Voir aussi l'arrêt Sogi, au paragraphe 45, où la Cour d'appel faisait observer que les juges désignés de la Cour fédérale ont la spécialisation requise pour évaluer l'opportunité de divulguer des informations relevant du renseignement de sécurité. La Cour d'appel s'est référée non seulement au pouvoir conféré par la Loi, mais également aux dispositions des articles 38 à 38.15 [art. 38 (mod. par L.C. 2001, ch. 41, art. 43, 141), 38.01 (édicté, idem, art. 43), 38.02 (édicté, idem, art. 43, 141), 38.03 (édicté, idem, art. 43), 38.031 (édicté, idem, art. 43, 141), 38.04 (édicté, idem). 38.05 à 38.13 (édictés, idem, art. 43), 38.131 (édicté, idem; 2004, ch. 12, art. 19), 38.14 (édicté par L.C. 2001, ch. 41, art. 43), 38.15 (édicté, idem)] de la Loi sur la preuve au Canada, L.R.C. (1985), ch. C-5, des articles 83.05 [édicté par L.C. 2001, ch. 41, art. 4, 143), 83.06 (édicté, idem, art. 4)] du Code criminel, L.R.C. (1985), ch. C-46, de l'article 52 [mod. par L.C. 2002, ch. 8, art. 112] de la Loi sur l'accès à l'information, L.R.C. (1985), ch. A-1 et de l'article 51 [mod. par L.C. 2002, ch. 8, art. 159] de la Loi sur la protection des renseignements personnels, L.R.C. (1985), ch. P-21.

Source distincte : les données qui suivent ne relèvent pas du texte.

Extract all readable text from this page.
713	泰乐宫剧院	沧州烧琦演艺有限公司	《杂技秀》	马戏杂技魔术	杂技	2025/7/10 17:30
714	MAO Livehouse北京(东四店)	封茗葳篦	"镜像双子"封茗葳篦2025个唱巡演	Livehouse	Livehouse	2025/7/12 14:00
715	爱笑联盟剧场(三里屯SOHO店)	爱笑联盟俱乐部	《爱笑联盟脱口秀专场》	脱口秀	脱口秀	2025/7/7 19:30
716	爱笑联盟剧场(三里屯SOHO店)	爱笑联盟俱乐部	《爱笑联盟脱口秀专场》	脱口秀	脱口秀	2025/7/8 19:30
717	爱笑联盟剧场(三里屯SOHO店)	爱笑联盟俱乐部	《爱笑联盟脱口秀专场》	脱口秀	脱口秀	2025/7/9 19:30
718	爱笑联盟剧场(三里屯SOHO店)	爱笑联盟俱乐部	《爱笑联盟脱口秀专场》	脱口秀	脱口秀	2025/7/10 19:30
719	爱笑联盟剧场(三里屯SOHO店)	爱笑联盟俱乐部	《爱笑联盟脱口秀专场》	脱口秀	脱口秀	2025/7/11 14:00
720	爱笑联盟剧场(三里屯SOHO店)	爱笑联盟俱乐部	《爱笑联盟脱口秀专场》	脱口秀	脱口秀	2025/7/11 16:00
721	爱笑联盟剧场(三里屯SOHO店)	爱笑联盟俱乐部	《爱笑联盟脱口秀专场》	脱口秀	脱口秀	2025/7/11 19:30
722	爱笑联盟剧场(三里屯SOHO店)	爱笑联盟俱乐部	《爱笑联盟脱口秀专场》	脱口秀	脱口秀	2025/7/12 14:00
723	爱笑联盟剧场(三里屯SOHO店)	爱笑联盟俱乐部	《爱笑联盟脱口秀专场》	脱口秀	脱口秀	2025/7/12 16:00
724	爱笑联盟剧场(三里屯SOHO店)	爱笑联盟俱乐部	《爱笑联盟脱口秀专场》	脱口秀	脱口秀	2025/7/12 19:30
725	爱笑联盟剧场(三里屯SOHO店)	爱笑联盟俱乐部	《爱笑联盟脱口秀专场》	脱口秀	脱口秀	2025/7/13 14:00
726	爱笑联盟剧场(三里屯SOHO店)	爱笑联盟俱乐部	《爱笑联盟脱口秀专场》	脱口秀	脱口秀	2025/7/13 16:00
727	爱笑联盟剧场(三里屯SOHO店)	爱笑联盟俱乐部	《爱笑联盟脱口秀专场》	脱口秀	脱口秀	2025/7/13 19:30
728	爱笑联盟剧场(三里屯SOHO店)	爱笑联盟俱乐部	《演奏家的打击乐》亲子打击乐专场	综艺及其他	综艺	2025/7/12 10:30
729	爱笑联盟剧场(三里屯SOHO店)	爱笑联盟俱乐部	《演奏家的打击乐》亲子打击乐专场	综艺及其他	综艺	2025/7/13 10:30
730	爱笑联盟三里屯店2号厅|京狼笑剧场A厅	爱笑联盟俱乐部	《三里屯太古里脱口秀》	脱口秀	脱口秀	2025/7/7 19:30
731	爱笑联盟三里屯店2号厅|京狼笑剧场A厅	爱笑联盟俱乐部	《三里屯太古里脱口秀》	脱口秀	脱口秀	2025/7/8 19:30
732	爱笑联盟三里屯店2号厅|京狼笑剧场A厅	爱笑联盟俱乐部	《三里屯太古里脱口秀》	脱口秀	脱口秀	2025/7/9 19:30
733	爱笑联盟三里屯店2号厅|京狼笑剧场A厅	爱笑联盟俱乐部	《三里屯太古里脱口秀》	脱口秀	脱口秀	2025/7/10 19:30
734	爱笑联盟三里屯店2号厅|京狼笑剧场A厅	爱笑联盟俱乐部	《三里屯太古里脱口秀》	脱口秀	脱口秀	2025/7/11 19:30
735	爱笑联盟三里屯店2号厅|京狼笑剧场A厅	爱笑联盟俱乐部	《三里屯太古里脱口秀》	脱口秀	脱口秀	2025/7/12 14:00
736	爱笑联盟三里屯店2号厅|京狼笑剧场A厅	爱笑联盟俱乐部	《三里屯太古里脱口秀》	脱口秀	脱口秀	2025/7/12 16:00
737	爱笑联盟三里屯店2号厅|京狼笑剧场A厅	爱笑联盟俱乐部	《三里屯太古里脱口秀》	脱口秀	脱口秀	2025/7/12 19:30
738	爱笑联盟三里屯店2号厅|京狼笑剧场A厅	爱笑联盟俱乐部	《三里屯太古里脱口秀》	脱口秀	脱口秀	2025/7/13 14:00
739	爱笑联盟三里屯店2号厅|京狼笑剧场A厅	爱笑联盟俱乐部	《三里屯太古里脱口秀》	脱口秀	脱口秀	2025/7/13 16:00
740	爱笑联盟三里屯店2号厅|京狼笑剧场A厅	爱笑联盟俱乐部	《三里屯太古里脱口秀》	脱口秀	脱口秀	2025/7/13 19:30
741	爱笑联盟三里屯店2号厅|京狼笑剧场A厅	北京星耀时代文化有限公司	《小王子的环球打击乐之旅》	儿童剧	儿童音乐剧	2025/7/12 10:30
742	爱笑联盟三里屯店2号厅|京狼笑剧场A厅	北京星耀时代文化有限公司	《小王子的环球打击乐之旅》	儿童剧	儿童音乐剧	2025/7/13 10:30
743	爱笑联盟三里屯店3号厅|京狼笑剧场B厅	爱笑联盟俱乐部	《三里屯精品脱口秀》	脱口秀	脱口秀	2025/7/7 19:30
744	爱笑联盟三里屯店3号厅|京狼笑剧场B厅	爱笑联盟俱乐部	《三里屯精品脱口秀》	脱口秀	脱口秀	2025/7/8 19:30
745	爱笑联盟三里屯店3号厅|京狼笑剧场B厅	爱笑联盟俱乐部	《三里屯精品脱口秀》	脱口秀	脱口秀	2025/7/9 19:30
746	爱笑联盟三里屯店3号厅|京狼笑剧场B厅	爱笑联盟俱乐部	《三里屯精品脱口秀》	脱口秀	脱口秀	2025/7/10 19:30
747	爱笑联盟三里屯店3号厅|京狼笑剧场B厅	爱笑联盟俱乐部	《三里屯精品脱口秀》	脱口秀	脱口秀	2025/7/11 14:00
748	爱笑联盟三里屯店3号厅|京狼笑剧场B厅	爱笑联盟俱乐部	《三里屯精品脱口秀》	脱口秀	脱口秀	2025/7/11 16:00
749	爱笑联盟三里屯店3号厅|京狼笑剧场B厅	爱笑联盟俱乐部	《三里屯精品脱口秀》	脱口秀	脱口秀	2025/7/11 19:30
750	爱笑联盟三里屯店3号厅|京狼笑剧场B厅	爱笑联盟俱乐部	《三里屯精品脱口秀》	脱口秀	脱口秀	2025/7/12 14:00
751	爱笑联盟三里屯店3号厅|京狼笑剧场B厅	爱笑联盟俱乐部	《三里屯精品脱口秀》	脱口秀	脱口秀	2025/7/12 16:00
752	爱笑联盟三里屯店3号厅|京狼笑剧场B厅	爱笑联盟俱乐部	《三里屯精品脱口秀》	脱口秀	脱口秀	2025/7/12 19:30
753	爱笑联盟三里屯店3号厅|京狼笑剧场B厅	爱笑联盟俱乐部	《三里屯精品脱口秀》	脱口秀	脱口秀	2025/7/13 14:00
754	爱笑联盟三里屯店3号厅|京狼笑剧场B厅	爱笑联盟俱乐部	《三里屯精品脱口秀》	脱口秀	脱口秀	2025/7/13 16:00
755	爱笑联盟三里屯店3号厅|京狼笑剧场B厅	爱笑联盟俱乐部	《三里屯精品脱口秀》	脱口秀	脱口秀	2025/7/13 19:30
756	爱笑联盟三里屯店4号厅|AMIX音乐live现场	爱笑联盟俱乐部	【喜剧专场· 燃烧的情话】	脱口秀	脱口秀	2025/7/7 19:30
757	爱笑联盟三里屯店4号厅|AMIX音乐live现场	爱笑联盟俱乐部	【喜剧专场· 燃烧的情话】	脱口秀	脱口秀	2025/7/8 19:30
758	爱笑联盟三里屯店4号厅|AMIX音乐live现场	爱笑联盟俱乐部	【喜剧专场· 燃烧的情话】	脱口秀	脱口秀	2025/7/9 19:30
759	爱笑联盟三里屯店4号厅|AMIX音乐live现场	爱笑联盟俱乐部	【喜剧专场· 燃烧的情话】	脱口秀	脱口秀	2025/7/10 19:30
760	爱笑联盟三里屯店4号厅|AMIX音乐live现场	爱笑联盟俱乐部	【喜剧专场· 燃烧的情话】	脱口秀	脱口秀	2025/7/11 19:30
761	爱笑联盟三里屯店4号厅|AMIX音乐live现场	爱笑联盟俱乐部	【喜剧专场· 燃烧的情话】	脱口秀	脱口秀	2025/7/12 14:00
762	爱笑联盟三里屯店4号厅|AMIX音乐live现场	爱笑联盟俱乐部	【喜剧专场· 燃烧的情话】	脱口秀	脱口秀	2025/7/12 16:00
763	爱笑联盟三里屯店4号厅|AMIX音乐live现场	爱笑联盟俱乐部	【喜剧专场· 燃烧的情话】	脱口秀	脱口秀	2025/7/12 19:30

[50]Ainsi que le notait le juge Noël dans la décision Charkaoui, la genèse de la notion de juge désigné confirme la volonté du législateur de soumettre les certificats de sécurité au seul examen d'un juge désigné, et cela pour limiter l'accès aux renseignements protégés et préserver ainsi à la fois la sécurité nationale et les moyens par lesquels est obtenue l'information touchant la sécurité nationale.
La tardiveté de la demande et le délai qui en a résulté
[51]La nomination d'un intervenant bénévole ne peut qu'entraîner un nouveau délai parce que M. Laskin serait alors tenu d'obtenir l'habilitation de sécurité nécessaire, parce qu'il faudrait fixer les modalités de son mandat et parce qu'il lui faudrait alors se familiariser avec un volume considérable de documents.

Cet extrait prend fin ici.